Net loss for the third quarter of 2015 was (1,104) kEUR, compared to net profit of 2,559 kEUR for the same period in the prior year. Total comprehensive loss for the third quarter of 2015, which reflects exchange differences on translation of foreign operations, was (1,821) kEUR compared to total comprehensive income of 2,788 kEUR for the same period in the prior year.

At September 30, 2015, the company had cash and equivalents (including held-to-maturity investments) of 48,734 kEUR compared to 61,019 kEUR at December 31, 2014. Cash flow from operating activities in the third quarter of 2015 was 268 kEUR.

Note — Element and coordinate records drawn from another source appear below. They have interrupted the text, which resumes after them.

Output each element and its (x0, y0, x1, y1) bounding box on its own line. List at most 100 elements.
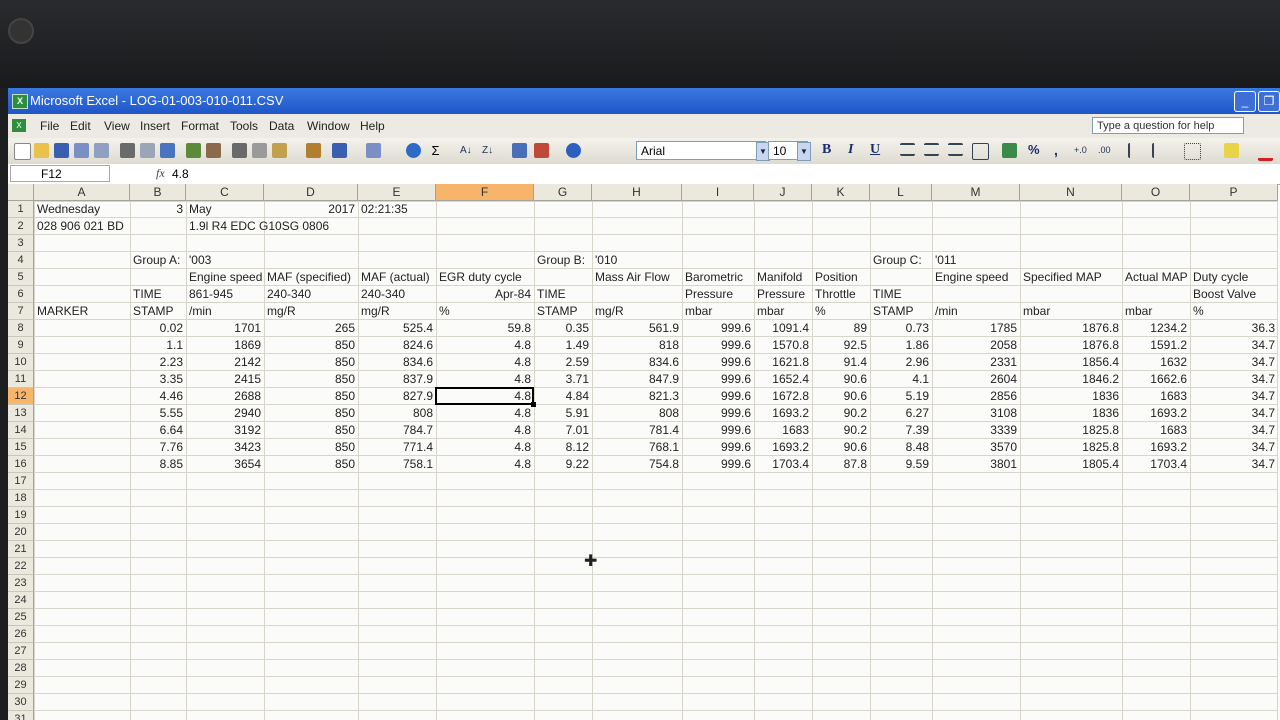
cell-d9[interactable]: 850 (264, 337, 358, 354)
column-header-m[interactable]: M (932, 184, 1020, 201)
sort-ascending-icon[interactable]: A↓ (460, 143, 475, 158)
name-box[interactable]: F12 (10, 165, 110, 182)
cell-n12[interactable]: 1836 (1020, 388, 1122, 405)
cell-f14[interactable]: 4.8 (436, 422, 534, 439)
cell-i11[interactable]: 999.6 (682, 371, 754, 388)
cell-e7[interactable]: mg/R (358, 303, 393, 320)
cell-b16[interactable]: 8.85 (130, 456, 186, 473)
cell-i15[interactable]: 999.6 (682, 439, 754, 456)
cell-h14[interactable]: 781.4 (592, 422, 682, 439)
cell-p15[interactable]: 34.7 (1190, 439, 1278, 456)
align-right-icon[interactable] (948, 143, 963, 156)
menu-help[interactable]: Help (360, 119, 385, 133)
cell-j11[interactable]: 1652.4 (754, 371, 812, 388)
chevron-down-icon[interactable]: ▼ (797, 142, 811, 161)
decrease-decimal-icon[interactable]: .00 (1098, 143, 1113, 158)
cell-n9[interactable]: 1876.8 (1020, 337, 1122, 354)
cell-h11[interactable]: 847.9 (592, 371, 682, 388)
cell-i10[interactable]: 999.6 (682, 354, 754, 371)
help-search-input[interactable]: Type a question for help (1092, 117, 1244, 134)
cell-c12[interactable]: 2688 (186, 388, 264, 405)
cell-e8[interactable]: 525.4 (358, 320, 436, 337)
cell-g11[interactable]: 3.71 (534, 371, 592, 388)
save-icon[interactable] (54, 143, 69, 158)
cell-o9[interactable]: 1591.2 (1122, 337, 1190, 354)
cell-h4[interactable]: '010 (592, 252, 620, 269)
column-header-o[interactable]: O (1122, 184, 1190, 201)
cell-m8[interactable]: 1785 (932, 320, 1020, 337)
cell-b14[interactable]: 6.64 (130, 422, 186, 439)
cell-c16[interactable]: 3654 (186, 456, 264, 473)
cell-m14[interactable]: 3339 (932, 422, 1020, 439)
format-painter-icon[interactable] (306, 143, 321, 158)
cell-i5[interactable]: Barometric (682, 269, 746, 286)
cell-b6[interactable]: TIME (130, 286, 165, 303)
row-header-10[interactable]: 10 (8, 354, 34, 371)
row-header-30[interactable]: 30 (8, 694, 34, 711)
cell-g6[interactable]: TIME (534, 286, 569, 303)
cell-i13[interactable]: 999.6 (682, 405, 754, 422)
cell-b4[interactable]: Group A: (130, 252, 183, 269)
cell-e11[interactable]: 837.9 (358, 371, 436, 388)
cell-h5[interactable]: Mass Air Flow (592, 269, 673, 286)
cell-h12[interactable]: 821.3 (592, 388, 682, 405)
cell-c9[interactable]: 1869 (186, 337, 264, 354)
row-header-7[interactable]: 7 (8, 303, 34, 320)
cell-o7[interactable]: mbar (1122, 303, 1155, 320)
row-header-23[interactable]: 23 (8, 575, 34, 592)
cell-c14[interactable]: 3192 (186, 422, 264, 439)
cell-d5[interactable]: MAF (specified) (264, 269, 354, 286)
column-header-p[interactable]: P (1190, 184, 1278, 201)
column-header-n[interactable]: N (1020, 184, 1122, 201)
sort-descending-icon[interactable]: Z↓ (482, 143, 497, 158)
cell-d1[interactable]: 2017 (264, 201, 358, 218)
paste-icon[interactable] (272, 143, 287, 158)
cell-b13[interactable]: 5.55 (130, 405, 186, 422)
permission-icon[interactable] (74, 143, 89, 158)
cell-c2[interactable]: 1.9l R4 EDC G10SG 0806 (186, 218, 332, 235)
row-header-26[interactable]: 26 (8, 626, 34, 643)
cell-d12[interactable]: 850 (264, 388, 358, 405)
research-icon[interactable] (160, 143, 175, 158)
restore-button[interactable]: ❐ (1258, 91, 1280, 112)
help-icon[interactable] (566, 143, 581, 158)
cell-n13[interactable]: 1836 (1020, 405, 1122, 422)
column-header-c[interactable]: C (186, 184, 264, 201)
column-header-e[interactable]: E (358, 184, 436, 201)
font-color-icon[interactable] (1258, 143, 1273, 161)
cell-i12[interactable]: 999.6 (682, 388, 754, 405)
row-header-24[interactable]: 24 (8, 592, 34, 609)
cell-c1[interactable]: May (186, 201, 215, 218)
row-header-21[interactable]: 21 (8, 541, 34, 558)
cell-area[interactable]: Wednesday 3 May 2017 02:21:35 028 906 021 BD 1… (34, 201, 1278, 720)
cell-h10[interactable]: 834.6 (592, 354, 682, 371)
cell-c11[interactable]: 2415 (186, 371, 264, 388)
cell-l15[interactable]: 8.48 (870, 439, 932, 456)
cell-f9[interactable]: 4.8 (436, 337, 534, 354)
cell-p14[interactable]: 34.7 (1190, 422, 1278, 439)
cell-f7[interactable]: % (436, 303, 453, 320)
cell-e16[interactable]: 758.1 (358, 456, 436, 473)
row-header-13[interactable]: 13 (8, 405, 34, 422)
cell-k13[interactable]: 90.2 (812, 405, 870, 422)
cell-d15[interactable]: 850 (264, 439, 358, 456)
cell-l6[interactable]: TIME (870, 286, 905, 303)
cell-b15[interactable]: 7.76 (130, 439, 186, 456)
cell-h15[interactable]: 768.1 (592, 439, 682, 456)
column-header-l[interactable]: L (870, 184, 932, 201)
column-header-f[interactable]: F (436, 184, 534, 201)
cell-k16[interactable]: 87.8 (812, 456, 870, 473)
cell-f5[interactable]: EGR duty cycle (436, 269, 525, 286)
row-header-12[interactable]: 12 (8, 388, 34, 405)
row-header-11[interactable]: 11 (8, 371, 34, 388)
cell-b10[interactable]: 2.23 (130, 354, 186, 371)
cut-icon[interactable] (232, 143, 247, 158)
cell-l16[interactable]: 9.59 (870, 456, 932, 473)
italic-button[interactable]: I (848, 142, 853, 158)
cell-o13[interactable]: 1693.2 (1122, 405, 1190, 422)
cell-n5[interactable]: Specified MAP (1020, 269, 1105, 286)
cell-k12[interactable]: 90.6 (812, 388, 870, 405)
cell-o15[interactable]: 1693.2 (1122, 439, 1190, 456)
print-preview-icon[interactable] (140, 143, 155, 158)
cell-m4[interactable]: '011 (932, 252, 959, 269)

Net shareholders' equity at September 30, 2015 was 80,738 kEUR, a decrease of 4,429 kEUR since December 31, 2014.

2015 Guidance

As a result of the positive response we received from the market to the strategic projects we launched earlier this year in each of our segments, in particular the roll out of our build processor and AMCP backbone, the opening up of our surgical planning and guide platform to a broader range of partners and the securing of partnerships for high-end manufacturing projects, we are accelerating certain investments into 2015 to execute these initiatives as quickly as possible. In addition, our successful transition from a perpetual to an annual software licensing model necessitates that we defer more revenues into 2016. Management continues to expect consolidated revenue for fiscal 2015 to be between 99,000 kEUR and 101,000 kEUR, but is reducing its consolidated Adjusted EBITDA guidance to an amount between 2,500 and 3,500 kEUR.